Analytic ⟹ Infinitely Differentiable

Cauchy's integral formula expresses a holomorphic function as an integral whose only dependence on a sits in the tidy factor 1/(z - a). That factor can be differentiated as often as we please — and with it comes the most startling theorem of complex calculus: differentiable once means differentiable infinitely often.

Differentiating under the integral sign

Start from the integral formula and differentiate with respect to a. The contour and f(z) do not depend on a, so only 1/(z - a) is touched.

Step 1 — differentiate the kernel once. Since \dfrac{\partial}{\partial a}\dfrac{1}{z - a} = \dfrac{1}{(z - a)^2}:

f'(a) = \frac{1}{2\pi i}\oint_\gamma \frac{f(z)}{(z - a)^2}\,dz.

Step 2 — differentiate again. Each derivative drops the power by one and multiplies by the old power:

f''(a) = \frac{2!}{2\pi i}\oint_\gamma \frac{f(z)}{(z - a)^3}\,dz.

Step 3 — the general pattern. Differentiating n times brings out a factor of n! and raises the denominator to n + 1:

f^{(n)}(a) = \frac{n!}{2\pi i}\oint_\gamma \frac{f(z)}{(z - a)^{\,n+1}}\,dz.

The integral on the right exists for every n, so every derivative exists. A function that is complex-differentiable once is automatically smooth to all orders.

If f is holomorphic, then it has derivatives of all orders, given by \displaystyle f^{(n)}(a) = \frac{n!}{2\pi i}\oint_\gamma \frac{f(z)}{(z - a)^{\,n+1}}\,dz.
One complex derivative forces infinitely many — utterly unlike real calculus, where a once-differentiable function may have no second derivative at all.

Liouville's theorem: bounded entire ⟹ constant

A function holomorphic on the whole plane is called entire. The n = 1 formula gives a clean bound on its derivative, and that bound proves a striking rigidity.

Step 1 — bound f' on a big circle.

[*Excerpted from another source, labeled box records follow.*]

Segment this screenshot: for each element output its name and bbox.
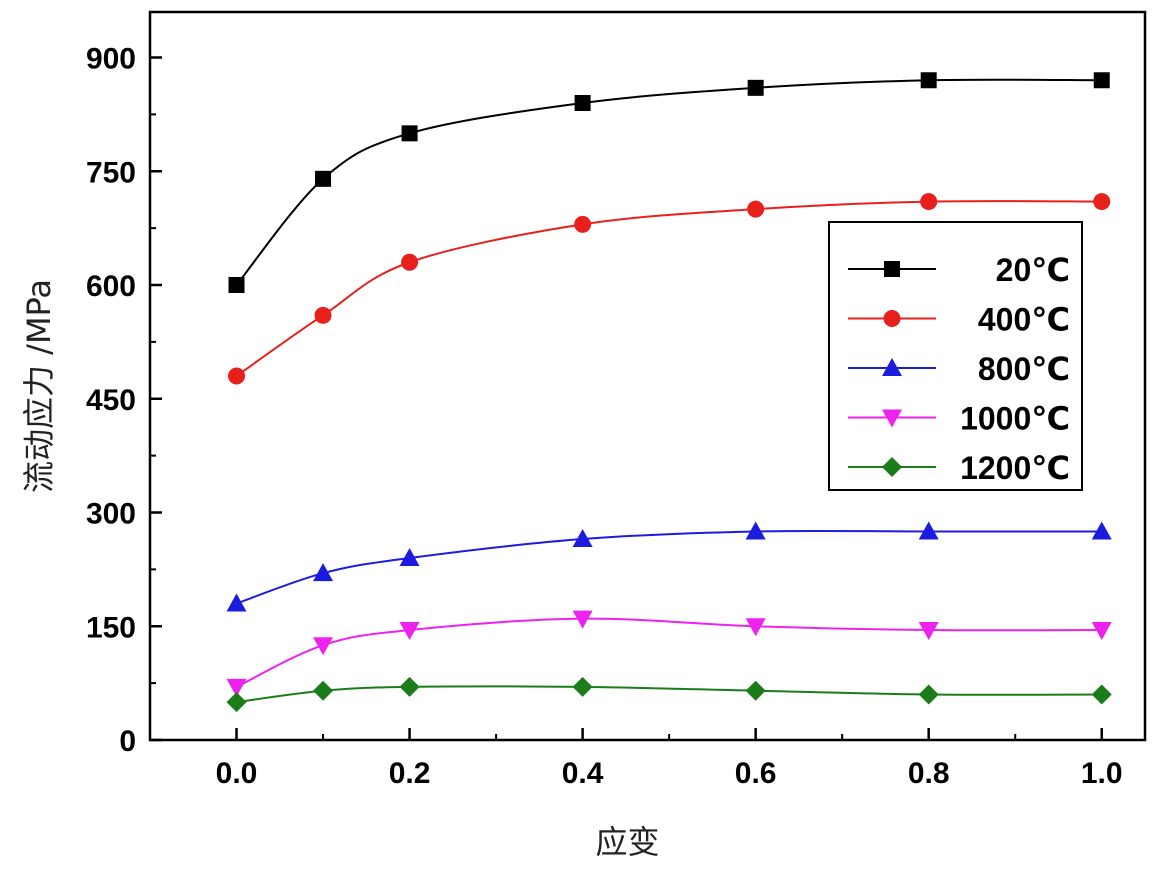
data-point xyxy=(918,521,939,540)
data-point xyxy=(313,680,334,701)
data-point xyxy=(228,367,246,385)
data-point xyxy=(920,72,937,89)
x-tick-label: 0.4 xyxy=(562,757,604,790)
data-point xyxy=(1093,72,1110,89)
y-tick-label: 750 xyxy=(86,156,136,189)
data-point xyxy=(399,676,420,697)
legend-marker xyxy=(884,261,900,277)
series-line xyxy=(236,617,1102,688)
data-point xyxy=(314,306,332,324)
data-point xyxy=(745,680,766,701)
data-point xyxy=(401,253,419,271)
legend-label: 1200℃ xyxy=(960,450,1070,486)
y-tick-label: 150 xyxy=(86,611,136,644)
data-point xyxy=(747,200,765,218)
data-point xyxy=(313,637,334,656)
legend-marker xyxy=(882,409,902,428)
y-tick-label: 0 xyxy=(119,725,136,758)
x-tick-label: 1.0 xyxy=(1081,757,1123,790)
series-line xyxy=(236,685,1102,704)
y-tick-label: 450 xyxy=(86,384,136,417)
data-point xyxy=(1091,684,1112,705)
legend-label: 20℃ xyxy=(996,252,1070,288)
series-2 xyxy=(226,521,1112,612)
y-tick-label: 600 xyxy=(86,270,136,303)
series-4 xyxy=(226,676,1112,713)
legend-marker xyxy=(882,358,902,376)
data-point xyxy=(574,215,592,233)
data-point xyxy=(226,678,247,697)
data-point xyxy=(747,79,764,96)
y-axis-title: 流动应力 /MPa xyxy=(20,279,58,493)
data-point xyxy=(572,610,593,629)
series-line xyxy=(236,529,1102,605)
data-point xyxy=(918,622,939,641)
y-tick-label: 900 xyxy=(86,43,136,76)
series-1 xyxy=(228,193,1111,385)
data-point xyxy=(399,622,420,641)
data-point xyxy=(572,676,593,697)
x-tick-label: 0.8 xyxy=(908,757,950,790)
legend-label: 400℃ xyxy=(978,302,1070,338)
data-point xyxy=(1091,622,1112,641)
legend-label: 800℃ xyxy=(978,351,1070,387)
data-point xyxy=(572,529,593,548)
data-point xyxy=(745,618,766,637)
data-point xyxy=(920,193,938,211)
x-axis-title: 应变 xyxy=(595,823,659,861)
x-tick-label: 0.0 xyxy=(216,757,258,790)
legend-label: 1000℃ xyxy=(960,401,1070,437)
legend-box xyxy=(828,221,1083,491)
data-point xyxy=(918,684,939,705)
data-point xyxy=(228,277,245,293)
data-point xyxy=(226,593,247,612)
series-3 xyxy=(226,610,1112,697)
data-point xyxy=(401,125,418,142)
data-point xyxy=(399,548,420,566)
data-point xyxy=(226,692,247,713)
data-point xyxy=(574,95,591,111)
legend-marker xyxy=(882,457,902,477)
x-tick-label: 0.6 xyxy=(735,757,777,790)
x-tick-label: 0.2 xyxy=(389,757,431,790)
data-point xyxy=(745,521,766,540)
data-point xyxy=(313,563,334,582)
data-point xyxy=(1093,193,1111,211)
data-point xyxy=(1091,521,1112,540)
y-tick-label: 300 xyxy=(86,498,136,531)
plot-frame xyxy=(148,10,1147,742)
data-point xyxy=(315,170,332,187)
legend-marker xyxy=(883,310,901,327)
series-0 xyxy=(228,72,1110,293)
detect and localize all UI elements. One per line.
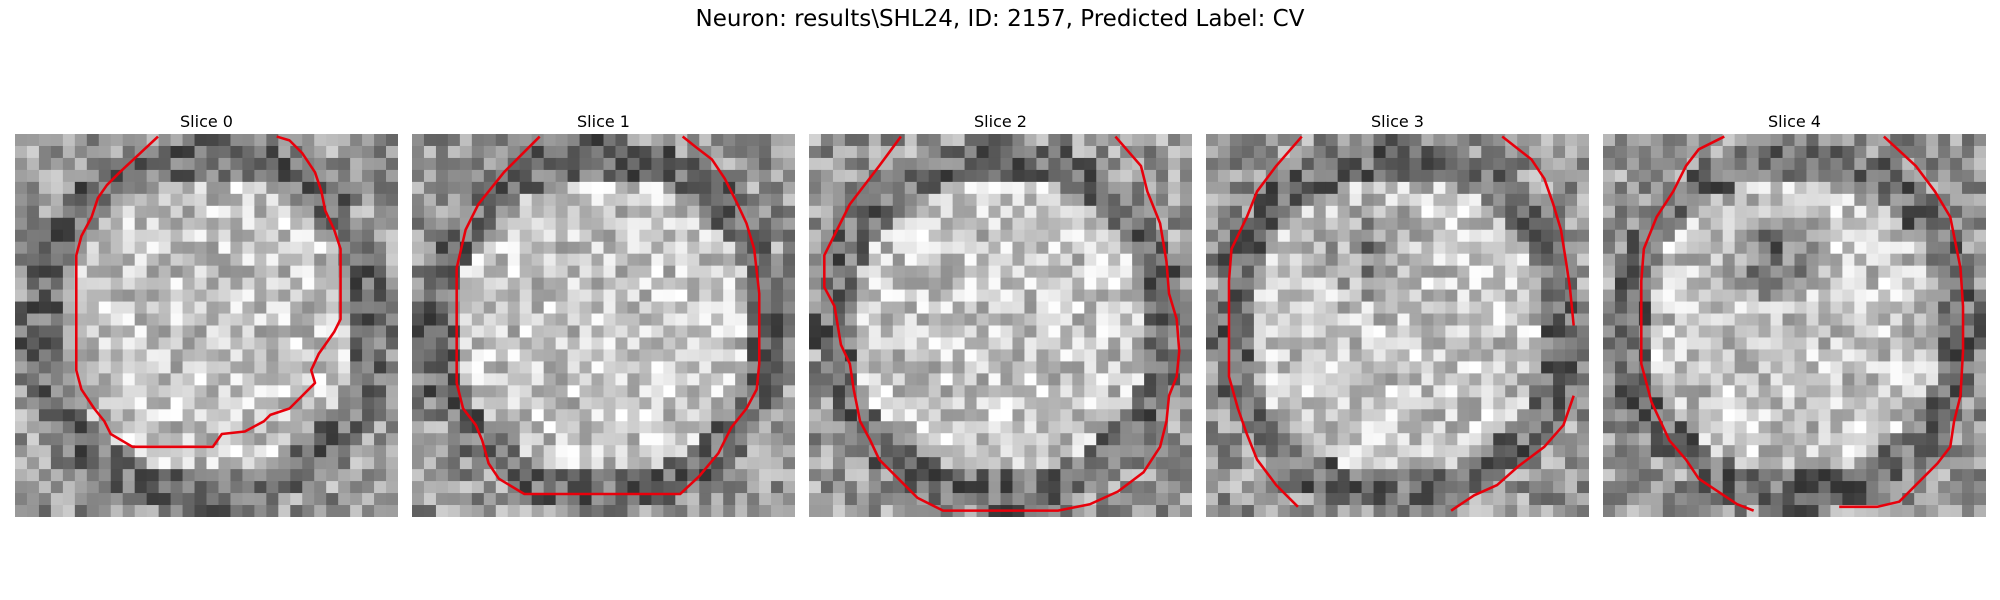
slice-image xyxy=(1206,134,1589,517)
contour-line xyxy=(823,135,1181,512)
slice-title: Slice 3 xyxy=(1371,112,1424,131)
slice-title: Slice 0 xyxy=(180,112,233,131)
slice-title: Slice 1 xyxy=(577,112,630,131)
slice-panel-0: Slice 0 xyxy=(15,110,398,517)
slice-image xyxy=(809,134,1192,517)
contour-line xyxy=(1450,395,1575,512)
pixel-grid xyxy=(412,134,795,517)
slice-panel-2: Slice 2 xyxy=(809,110,1192,517)
slice-image xyxy=(1603,134,1986,517)
slice-image xyxy=(412,134,795,517)
pixel-grid xyxy=(809,134,1192,517)
contour-outline xyxy=(455,135,761,496)
pixel-grid xyxy=(1206,134,1589,517)
slice-panel-1: Slice 1 xyxy=(412,110,795,517)
slice-image xyxy=(15,134,398,517)
slice-title: Slice 4 xyxy=(1768,112,1821,131)
contour-line xyxy=(1501,135,1575,326)
slice-panel-4: Slice 4 xyxy=(1603,110,1986,517)
pixel-grid xyxy=(15,134,398,517)
slice-panel-3: Slice 3 xyxy=(1206,110,1589,517)
contour-outline xyxy=(75,135,342,449)
pixel-grid xyxy=(1603,134,1986,517)
contour-line xyxy=(1839,135,1965,509)
contour-outline xyxy=(823,135,1181,512)
figure-title: Neuron: results\SHL24, ID: 2157, Predict… xyxy=(695,6,1305,32)
contour-line xyxy=(1640,135,1755,512)
contour-outline xyxy=(1640,135,1965,512)
contour-outline xyxy=(1227,135,1575,512)
slice-title: Slice 2 xyxy=(974,112,1027,131)
contour-line xyxy=(75,135,342,449)
contour-line xyxy=(455,135,761,496)
contour-line xyxy=(1227,135,1303,508)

Take \gamma to be the circle of radius R about a, and suppose |f| \le M everywhere. On that circle |z - a| = R, so the integrand of f' has size at most M/R^2. The ML inequality with L = 2\pi R gives

|f'(a)| \le \frac{1}{2\pi}\cdot\frac{M}{R^2}\cdot 2\pi R = \frac{M}{R}.

Step 2 — let the radius grow. Because f is entire, this holds for every R. Send R \to \infty:

|f'(a)| \le \frac{M}{R} \;\longrightarrow\; 0.

Step 3 — conclude. So f'(a) = 0 at every point a. A function with zero derivative everywhere is constant.

A bounded entire function is constant.
The proof is one ML estimate, |f'(a)| \le M/R, pushed to the limit R \to \infty.

Liouville's theorem cracks a classic problem in one stroke. Suppose a non-constant polynomial p(z) had no root. Then 1/p(z) would be holomorphic on the whole plane — entire. As |z| \to \infty a polynomial grows without bound, so 1/p(z) \to 0; combined with continuity, that makes 1/p bounded. A bounded entire function is constant by Liouville, so 1/p — and hence p — would be constant, contradicting the assumption. Therefore every non-constant polynomial has a root: the fundamental theorem of algebra, delivered by complex integration.

Watch the derivative bound vanish

Fix a bound M on a bounded entire function and grow the radius R. The circle is the contour in the n = 1 formula; the readout tracks the Liouville bound |f'(a)| \le M/R. As R grows the ceiling falls toward zero — and a derivative bounded by something heading to zero must itself be zero.